Sylvestre-Didier Mavouenzela

Président de la Chambre de commerce, d’industrie, d’agriculture et des métiers de Pointe-Noire

« Si nous ne nous mobilisons pas, alors que nous sommes en danger, les autres ne le feront pas à notre place »   

BUSINESS ET FINANCES : Le forum sur l’économie verte en est à sa sixième édition à Pointe-Noire. Le fait qu’il continue à se tenir est-ce la preuve que la démarche est bien comprise par tous, c’est-à-dire vos partenaires, les institutions financières, le gouvernement, la population ? 

SYLVESTRE-DIDIER MAVOUENZELA : Je peux dire que la notion d’économie verte est de plus en plus comprise. Mais il faut accentuer la sensibilisation. Nous sommes conscients que cette économie ne peut se développer qu’à travers la sensibilisation  et la réglementation. À travers le forum, nous mettons l’accent sur la sensibilisation. C’est pourquoi, au cours de cette sixième édition, nous avons insisté sur la mise en place d’une fiscalité incitative pour le développement de cette économie, tout en misant sur le lobbying pour que l’économie verte soit une réalité.  Je constate que, d’année en année, nous avons plus d’intervenants. On a eu d’abord la Communauté économique des États de l’Afrique centrale (CEEAC). Cette année l’Union africaine (UA) est venue. Sur le plan local, de plus en plus de cadres de différentes administrations sont intervenus. Des ministres également.  Mais tout cela ne suffit pas.

Pourquoi ?

Il y a quelques années, on parlait de fracture numérique en ce qui concerne les nouvelles technologies de l’information et de la communication. L’Afrique ne s’était pas mobilisée. Nous craignons que, demain, ce soit le cas pour l’économie verte et que l’on parle de fracture écologique. D’autant que c’est l’Afrique qui est parmi les plus vulnérables, les plus impuissants face aux dégâts environnementaux. Si nous ne nous mobilisons pas, alors que nous sommes en danger, les autres ne le feront pas à notre place. C’est le sens de notre engagement. Le forum devient, de plus en plus, un événement qui compte. Quoi qu’il en soit, un pays, pour se développer, a toujours besoin, de temps en temps, de se poser pour réfléchir.

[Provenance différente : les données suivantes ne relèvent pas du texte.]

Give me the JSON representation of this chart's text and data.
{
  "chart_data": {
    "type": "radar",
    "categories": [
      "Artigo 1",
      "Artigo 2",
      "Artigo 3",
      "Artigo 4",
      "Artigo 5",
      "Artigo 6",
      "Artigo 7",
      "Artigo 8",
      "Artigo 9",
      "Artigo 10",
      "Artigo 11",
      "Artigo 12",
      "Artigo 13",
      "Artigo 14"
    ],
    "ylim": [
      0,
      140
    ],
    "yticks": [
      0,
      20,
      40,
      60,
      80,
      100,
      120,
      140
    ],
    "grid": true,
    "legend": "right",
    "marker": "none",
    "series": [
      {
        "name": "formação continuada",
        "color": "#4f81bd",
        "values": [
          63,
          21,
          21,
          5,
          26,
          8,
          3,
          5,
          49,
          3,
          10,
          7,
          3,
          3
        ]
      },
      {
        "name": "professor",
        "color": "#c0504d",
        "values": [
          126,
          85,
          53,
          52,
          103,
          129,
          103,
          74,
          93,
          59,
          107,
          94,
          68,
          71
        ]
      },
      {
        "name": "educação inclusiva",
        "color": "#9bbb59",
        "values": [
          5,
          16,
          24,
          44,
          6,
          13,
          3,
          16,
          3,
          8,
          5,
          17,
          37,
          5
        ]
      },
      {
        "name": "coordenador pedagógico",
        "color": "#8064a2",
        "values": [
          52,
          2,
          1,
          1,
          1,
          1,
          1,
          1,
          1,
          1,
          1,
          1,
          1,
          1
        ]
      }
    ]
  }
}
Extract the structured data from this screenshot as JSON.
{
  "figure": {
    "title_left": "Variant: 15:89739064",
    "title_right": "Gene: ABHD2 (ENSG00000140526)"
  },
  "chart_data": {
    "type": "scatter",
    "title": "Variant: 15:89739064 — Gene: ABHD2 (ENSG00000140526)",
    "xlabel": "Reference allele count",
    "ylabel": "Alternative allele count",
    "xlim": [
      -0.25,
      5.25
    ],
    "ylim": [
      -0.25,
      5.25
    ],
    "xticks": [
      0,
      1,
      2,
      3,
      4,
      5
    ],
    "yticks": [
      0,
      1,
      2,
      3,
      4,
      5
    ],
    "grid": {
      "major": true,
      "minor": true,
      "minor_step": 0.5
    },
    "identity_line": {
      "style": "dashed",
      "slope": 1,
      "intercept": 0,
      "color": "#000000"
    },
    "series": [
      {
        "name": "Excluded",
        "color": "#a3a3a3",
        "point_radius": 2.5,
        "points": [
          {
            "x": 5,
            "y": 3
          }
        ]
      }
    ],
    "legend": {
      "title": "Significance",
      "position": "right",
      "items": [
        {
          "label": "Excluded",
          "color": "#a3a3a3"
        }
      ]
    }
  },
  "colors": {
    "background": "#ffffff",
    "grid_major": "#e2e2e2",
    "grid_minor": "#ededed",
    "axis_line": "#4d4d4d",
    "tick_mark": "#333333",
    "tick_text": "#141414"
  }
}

Y a-t-il, au niveau du Congo, de Pointe-Noire, des entreprises qui se soient réellement lancées dans l’économie verte ?

Oui, il y en a. Nous avons, à la Chambre de commerce, d’industrie, d’agriculture et des métiers de Pointe-Noire, aidé à la création de deux clusters. Un cluster sur la valorisation des déchets et un autre sur la cosmétique à partir de nos savoirs faire ancestraux. Pour ce forum, nous avons été contactés pour monter un cluster économie solaire. Cela montre que les entrepreneurs commencent à comprendre qu’il y a des opportunités. C’est pourquoi nous voulons pousser le gouvernement à mettre en place une bonne réglementation afin de générer de nouvelles opportunités d’affaires.

Cela veut dire qu’il n’y a pas encore de loi régissant la filière de l’économie verte ?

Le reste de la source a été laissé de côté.